Just finished reading a great excerpt from a book called ‘Disease-hunting scientist’ by a Canadian author called Edward Willett. The scientist in question is Dr Laurie Richardson from Florida International University, who is well known for her work on ‘black band disease’ (see image above) on Caribbean coral reefs. I’ve never read Willett’s work before (and can’t vouch for the book itself), but I’ve long respected Dr Richardson’s research into black band microbial communities, and the ‘interview’ offered a few intriguing insights. More below:
At 287,231 square kilometers, coral reefs are less than a tenth of a percent of the total ocean floor. But they support more than a million species of marine life. They are also dying, from pollution, overfishing—and black-band disease, among others.
Dr. Richardson started her career researching “microbial mats,” communities of microbes that live in the sulfur-rich water of hot springs. She then worked in Wisconsin on a NASA project that used satellite data in the study of aquatic ecosystems.
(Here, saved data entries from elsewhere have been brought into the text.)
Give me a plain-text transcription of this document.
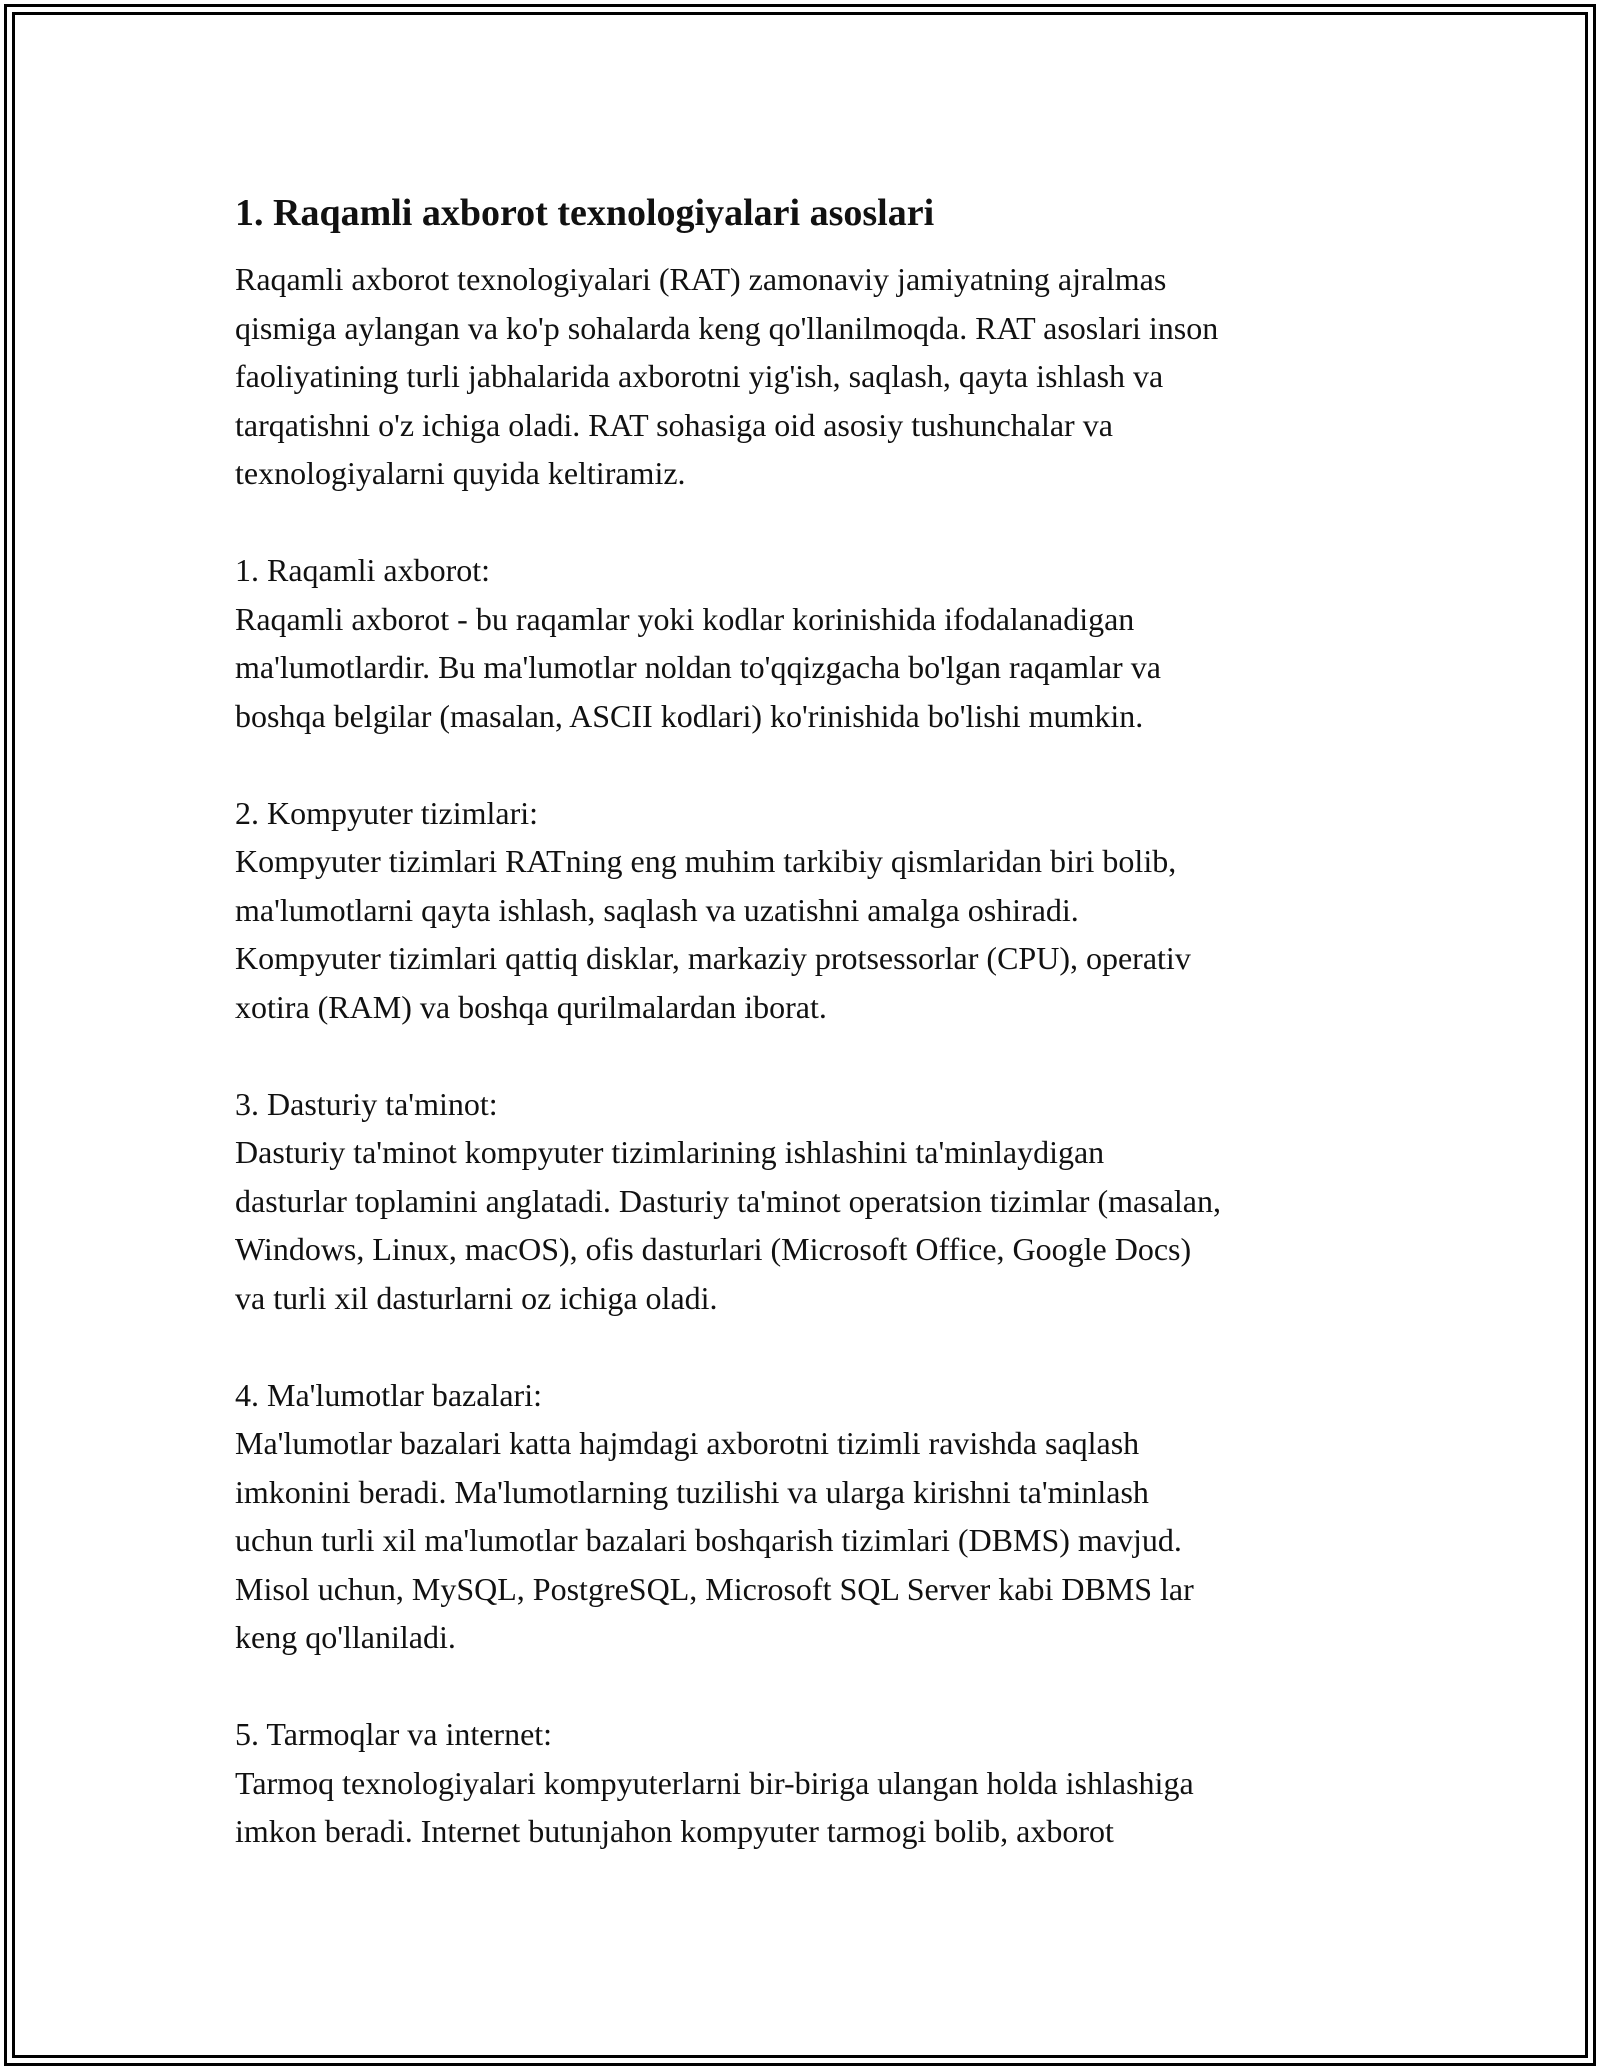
1. Raqamli axborot texnologiyalari asoslari
Raqamli axborot texnologiyalari (RAT) zamonaviy jamiyatning ajralmas
qismiga aylangan va ko'p sohalarda keng qo'llanilmoqda. RAT asoslari inson
faoliyatining turli jabhalarida axborotni yig'ish, saqlash, qayta ishlash va
tarqatishni o'z ichiga oladi. RAT sohasiga oid asosiy tushunchalar va
texnologiyalarni quyida keltiramiz.
1. Raqamli axborot:
Raqamli axborot - bu raqamlar yoki kodlar korinishida ifodalanadigan
ma'lumotlardir. Bu ma'lumotlar noldan to'qqizgacha bo'lgan raqamlar va
boshqa belgilar (masalan, ASCII kodlari) ko'rinishida bo'lishi mumkin.
2. Kompyuter tizimlari:
Kompyuter tizimlari RATning eng muhim tarkibiy qismlaridan biri bolib,
ma'lumotlarni qayta ishlash, saqlash va uzatishni amalga oshiradi.
Kompyuter tizimlari qattiq disklar, markaziy protsessorlar (CPU), operativ
xotira (RAM) va boshqa qurilmalardan iborat.
3. Dasturiy ta'minot:
Dasturiy ta'minot kompyuter tizimlarining ishlashini ta'minlaydigan
dasturlar toplamini anglatadi. Dasturiy ta'minot operatsion tizimlar (masalan,
Windows, Linux, macOS), ofis dasturlari (Microsoft Office, Google Docs)
va turli xil dasturlarni oz ichiga oladi.
4. Ma'lumotlar bazalari:
Ma'lumotlar bazalari katta hajmdagi axborotni tizimli ravishda saqlash
imkonini beradi. Ma'lumotlarning tuzilishi va ularga kirishni ta'minlash
uchun turli xil ma'lumotlar bazalari boshqarish tizimlari (DBMS) mavjud.
Misol uchun, MySQL, PostgreSQL, Microsoft SQL Server kabi DBMS lar
keng qo'llaniladi.
5. Tarmoqlar va internet:
Tarmoq texnologiyalari kompyuterlarni bir-biriga ulangan holda ishlashiga
imkon beradi. Internet butunjahon kompyuter tarmogi bolib, axborot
That led to three years at NASA’s Ames Research Centre in California learning remote sensing and image processing, which in turn landed her in Florida with a NASA-funded grant to work on algal pigments and remote sensing.
One day, while she was diving for fun on a coral reef, somebody showed her an example of black-band disease-and she immediately recognized it as similar to the microbial communities she’d studied in hot-spring outflows.